New Nanogel Vaccine Offers Hope for Cervical Cancer Treatment

Researchers at Chiba University have developed an innovative intranasal vaccine that could potentially treat cervical cancer caused by human papillomavirus (HPV). This new approach, which uses a nanogel delivery system, aims to activate the immune response directly in the nasal mucosa, a significant advancement in addressing the limitations of current treatments.

The study, led by associate professor Rika Nakahashi-Ouchida and her colleague Hiromi Mori, was published in the journal Science Translational Medicine. The research, titled “Cationic nanogel–based nasal therapeutic HPV vaccine prevents the development of cervical cancer,” demonstrates how this vaccine can slow tumor growth in preclinical models.

Cervical cancer is one of the most prevalent cancers among women globally, primarily resulting from persistent infections with high-risk strains of HPV. While existing prophylactic vaccines can prevent infection, they do not address already established infections or HPV-related cancers. The authors of the study note that “therapeutic vaccines against cervical cancer caused by human papillomavirus (HPV) are still an unmet medical need.” Current treatment options, including surgery, chemotherapy, and radiotherapy, often pose significant risks, including potential impacts on fertility.

To bridge this gap, the research team developed a nasal vaccine utilizing cationic cholesteryl-group-bearing nanogels (cCHP) designed to deliver HPV antigens directly to the nasal mucosa. The positively charged nanogels adhere to the negatively charged surfaces in the nasal cavity, providing a gradual release of the antigen. This vaccine specifically targets the E7 oncoprotein produced by HPV16, a prevalent high-risk strain that disrupts the tumor suppressor protein pRb, crucial in cervical cancer progression.

The formulation, consisting of the E7 antigen and cyclic-di-AMP (c-di-AMP)—an adjuvant known for enhancing T-cell immunity—was tested intranasally on mice and macaques. In mice, the vaccine significantly reduced tumor growth and stimulated E7-specific CD4+ and CD8+ T cells within cervicovaginal tissue. In macaques, administration of four doses using a human-compatible nasal spray device elicited robust immune responses in cervical tissue, sustaining elevated levels of E7-specific killer T cells four months post-treatment.

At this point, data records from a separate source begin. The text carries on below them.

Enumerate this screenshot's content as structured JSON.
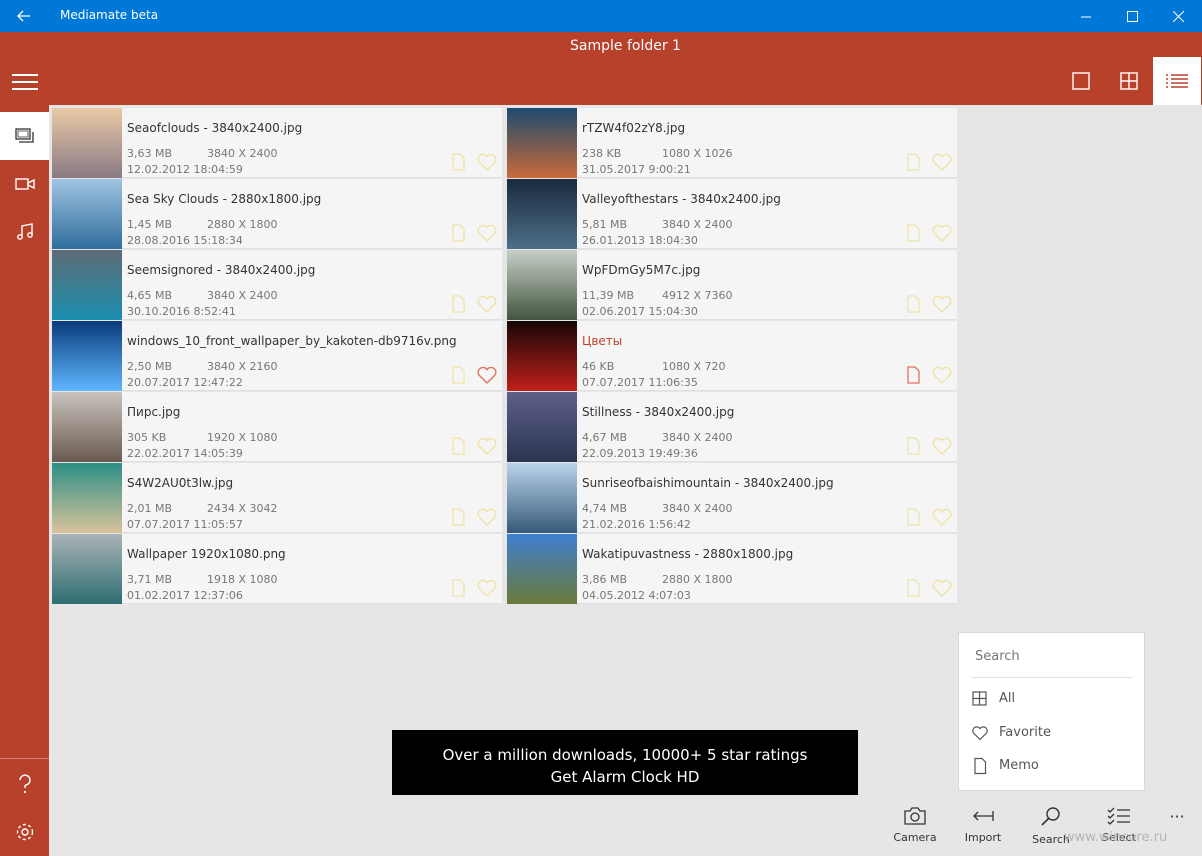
{
  "window": {
    "title": "Mediamate beta",
    "back_icon": "back-arrow-icon",
    "controls": [
      "minimize-icon",
      "maximize-icon",
      "close-icon"
    ]
  },
  "header": {
    "folder_title": "Sample folder 1",
    "view_modes": [
      "single",
      "grid",
      "list"
    ],
    "active_view": "list"
  },
  "sidebar": {
    "items": [
      "menu",
      "photos",
      "videos",
      "music"
    ],
    "active": "photos",
    "bottom": [
      "help",
      "settings"
    ]
  },
  "items": [
    {
      "name": "Seaofclouds - 3840x2400.jpg",
      "size": "3,63 MB",
      "dims": "3840 X 2400",
      "date": "12.02.2012 18:04:59",
      "favorite": false,
      "memo": false,
      "colors": [
        "#e9c9a6",
        "#8a7a85"
      ]
    },
    {
      "name": "rTZW4f02zY8.jpg",
      "size": "238 KB",
      "dims": "1080 X 1026",
      "date": "31.05.2017 9:00:21",
      "favorite": false,
      "memo": false,
      "colors": [
        "#1d4a6e",
        "#c96a3a"
      ]
    },
    {
      "name": "Sea Sky Clouds - 2880x1800.jpg",
      "size": "1,45 MB",
      "dims": "2880 X 1800",
      "date": "28.08.2016 15:18:34",
      "favorite": false,
      "memo": false,
      "colors": [
        "#9fc4e2",
        "#2f6d9c"
      ]
    },
    {
      "name": "Valleyofthestars - 3840x2400.jpg",
      "size": "5,81 MB",
      "dims": "3840 X 2400",
      "date": "26.01.2013 18:04:30",
      "favorite": false,
      "memo": false,
      "colors": [
        "#1a2a3e",
        "#4c6f88"
      ]
    },
    {
      "name": "Seemsignored - 3840x2400.jpg",
      "size": "4,65 MB",
      "dims": "3840 X 2400",
      "date": "30.10.2016 8:52:41",
      "favorite": false,
      "memo": false,
      "colors": [
        "#5d6b75",
        "#1b8fb0"
      ]
    },
    {
      "name": "WpFDmGy5M7c.jpg",
      "size": "11,39 MB",
      "dims": "4912 X 7360",
      "date": "02.06.2017 15:04:30",
      "favorite": false,
      "memo": false,
      "colors": [
        "#c7d0c8",
        "#44553f"
      ]
    },
    {
      "name": "windows_10_front_wallpaper_by_kakoten-db9716v.png",
      "size": "2,50 MB",
      "dims": "3840 X 2160",
      "date": "20.07.2017 12:47:22",
      "favorite": true,
      "memo": false,
      "colors": [
        "#0a3b7c",
        "#5fb6ff"
      ]
    },
    {
      "name": "Цветы",
      "size": "46 KB",
      "dims": "1080 X 720",
      "date": "07.07.2017 11:06:35",
      "favorite": false,
      "memo": true,
      "colors": [
        "#160606",
        "#c0201a"
      ],
      "highlight": true
    },
    {
      "name": "Пирс.jpg",
      "size": "305 KB",
      "dims": "1920 X 1080",
      "date": "22.02.2017 14:05:39",
      "favorite": false,
      "memo": false,
      "colors": [
        "#c9c3bd",
        "#6a5a50"
      ]
    },
    {
      "name": "Stillness - 3840x2400.jpg",
      "size": "4,67 MB",
      "dims": "3840 X 2400",
      "date": "22.09.2013 19:49:36",
      "favorite": false,
      "memo": false,
      "colors": [
        "#5f5f8a",
        "#2a3550"
      ]
    },
    {
      "name": "S4W2AU0t3lw.jpg",
      "size": "2,01 MB",
      "dims": "2434 X 3042",
      "date": "07.07.2017 11:05:57",
      "favorite": false,
      "memo": false,
      "colors": [
        "#2c8f86",
        "#d8c39a"
      ]
    },
    {
      "name": "Sunriseofbaishimountain - 3840x2400.jpg",
      "size": "4,74 MB",
      "dims": "3840 X 2400",
      "date": "21.02.2016 1:56:42",
      "favorite": false,
      "memo": false,
      "colors": [
        "#b9d3ea",
        "#375a7a"
      ]
    },
    {
      "name": "Wallpaper 1920x1080.png",
      "size": "3,71 MB",
      "dims": "1918 X 1080",
      "date": "01.02.2017 12:37:06",
      "favorite": false,
      "memo": false,
      "colors": [
        "#aab2b6",
        "#2d6f73"
      ]
    },
    {
      "name": "Wakatipuvastness - 2880x1800.jpg",
      "size": "3,86 MB",
      "dims": "2880 X 1800",
      "date": "04.05.2012 4:07:03",
      "favorite": false,
      "memo": false,
      "colors": [
        "#3f7fd0",
        "#6a7a3a"
      ]
    }
  ],
  "search_panel": {
    "placeholder": "Search",
    "filters": [
      {
        "label": "All",
        "icon": "grid-icon"
      },
      {
        "label": "Favorite",
        "icon": "heart-icon"
      },
      {
        "label": "Memo",
        "icon": "document-icon"
      }
    ]
  },
  "ad": {
    "line1": "Over a million downloads, 10000+ 5 star ratings",
    "line2": "Get Alarm Clock HD"
  },
  "commands": [
    {
      "label": "Camera",
      "icon": "camera-icon"
    },
    {
      "label": "Import",
      "icon": "import-icon"
    },
    {
      "label": "Search",
      "icon": "search-icon"
    },
    {
      "label": "Select",
      "icon": "select-icon"
    }
  ],
  "watermark": "www.wincore.ru",
  "colors": {
    "accent": "#b7412a",
    "titlebar": "#0078d7",
    "favorite": "#e0735e",
    "inactive_icon": "#efe3a8"
  }
}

“We have developed an intranasal therapeutic vaccine as a nonsurgical alternative to conventional treatments that can compromise women’s quality of life,” stated Nakahashi-Ouchida. The vaccine’s ability to activate mucosal homing pathways for lymphocytes is a pivotal advancement, as it initiates an immune response in the cervical mucosa.

The implications of these findings extend beyond just cervical cancer. The research suggests that nasal vaccine delivery can stimulate mucosal immunity in the reproductive tract, leveraging the respiratory-reproductive axis—a concept previously validated by the team in models involving herpes simplex virus.

Cervical cancer remains a critical global health issue. According to the World Health Organization, approximately 670,000 new cases and 350,000 deaths were reported worldwide in 2022, making it the fourth most common cancer among women. The burden of this disease is particularly severe in low- and middle-income countries, where access to HPV vaccination, screening, and treatment options is severely limited.

These statistics underscore the urgent need for therapeutic approaches that extend beyond prevention. The work from Chiba University emphasizes the potential of nanogel-based nasal vaccines to transform cervical cancer treatment. By combining local immune activation with a non-invasive delivery system, this method offers a promising alternative that could preserve fertility and enhance the quality of life for those affected.

Nakahashi-Ouchida added, “Immunotherapies such as intranasal therapeutic vaccines may help establish a new category of noninvasive treatment.” This research could pave the way for further applications in preventing recurrences and managing chronic diseases, providing patients with safer and more accessible options. While further clinical testing is essential, these promising findings mark a significant step forward in expanding the role of immunotherapy from prevention to treatment, heralding a new era of mucosal-targeted vaccines.